In New Orleans today, it’s Mardi Gras.  Well, I suppose it’s Mardi Gras everywhere, it’s just celebrated heavily—heavily—here.

That means streets have been shut down for a solid two weeks now, people are collecting tacky, plastic jewelry by the ton, and normal cinnamon bread has been bathed in a few-too-many healthy douses of pure-sugar to become a true gift from God.

Oh, Mardi Gras.

So far this season I’ve been to three parades—hardly a number to brag about, except that I found myself at none of them on purpose.  Don’t get me wrong, It’s not that I don’t like parades.  Some of my all-time favorite activities include standing amongst strangers on the side of the road, while waiting for more strangers dressed up (and sometimes not dressed at all) to throw little plastics at me from atop bus-sized paper mache’d trucks.  No, I’m cool with that.  It’s more that I don’t think it will be able to compete with the first of my Mardi Gras memories.

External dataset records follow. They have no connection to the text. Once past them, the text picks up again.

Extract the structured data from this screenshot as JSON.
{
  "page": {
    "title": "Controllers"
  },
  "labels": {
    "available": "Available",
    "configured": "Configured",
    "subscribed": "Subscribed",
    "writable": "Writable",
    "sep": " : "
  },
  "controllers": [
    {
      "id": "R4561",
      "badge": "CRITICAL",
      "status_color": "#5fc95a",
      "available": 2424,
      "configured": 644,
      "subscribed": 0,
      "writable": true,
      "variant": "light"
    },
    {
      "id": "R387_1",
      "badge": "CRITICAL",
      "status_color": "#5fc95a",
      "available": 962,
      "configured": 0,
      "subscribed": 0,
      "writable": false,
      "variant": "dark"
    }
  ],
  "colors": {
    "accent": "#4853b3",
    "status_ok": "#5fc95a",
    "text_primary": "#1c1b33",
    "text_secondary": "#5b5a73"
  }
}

I remember being somewhere around the leafy green age of six and a half and going to a parade with my granddad.  It was only a few blocks from his house, so we walked the whole way.  There are actually only two things I can recall about the whole experience.  The first was that we walked in the street.  The big street.  It was a surreal moment for me.  I remember staring down as we walked, ingesting every little detail.  Being raised in the church, I’d heard people talk about things like the rapture.  I didn’t know what that was, but I was pretty sure this might have been it.

The second thing I remember was a man on top of one of the floats throwing purple metal coins with the year stamped on each of them.  One fell near us, and my granddad promptly slammed his foot down on top of it.  I bent down to grab it—because grabbing everything was the name of the game—and as he lifted his foot ever so slightly for me, another full grown man (also avidly grabbing everything in site) reached for it first.  Really?  I was right there.  My granddad didn’t let him get it though.  Granddad clearly knew how valuable these were.  Suffice it to say, I was much faster the next time one those little beauties plinked next to me.  As the night breathed on, I became more convinced–this was certainly the rapture.  I learned more than a few things that night.

For many reasons, I don’t think I’ll be able to go another parade again–outside of me and my car getting gridlocked in perennial parade traffic, I mean.  The bar has just been set a little too high.

The King Cake, on the other hand, has been glorious.  Not a single bit of nostalgia has withered my enthusiasm for it.  In fact, I’m now measuring the amount of sugar I have consumed in the last two weeks in terms that would rival the Stay Puft Marshmallow Man from the first Ghostbusters.  And what, may I ask, is wrong with that?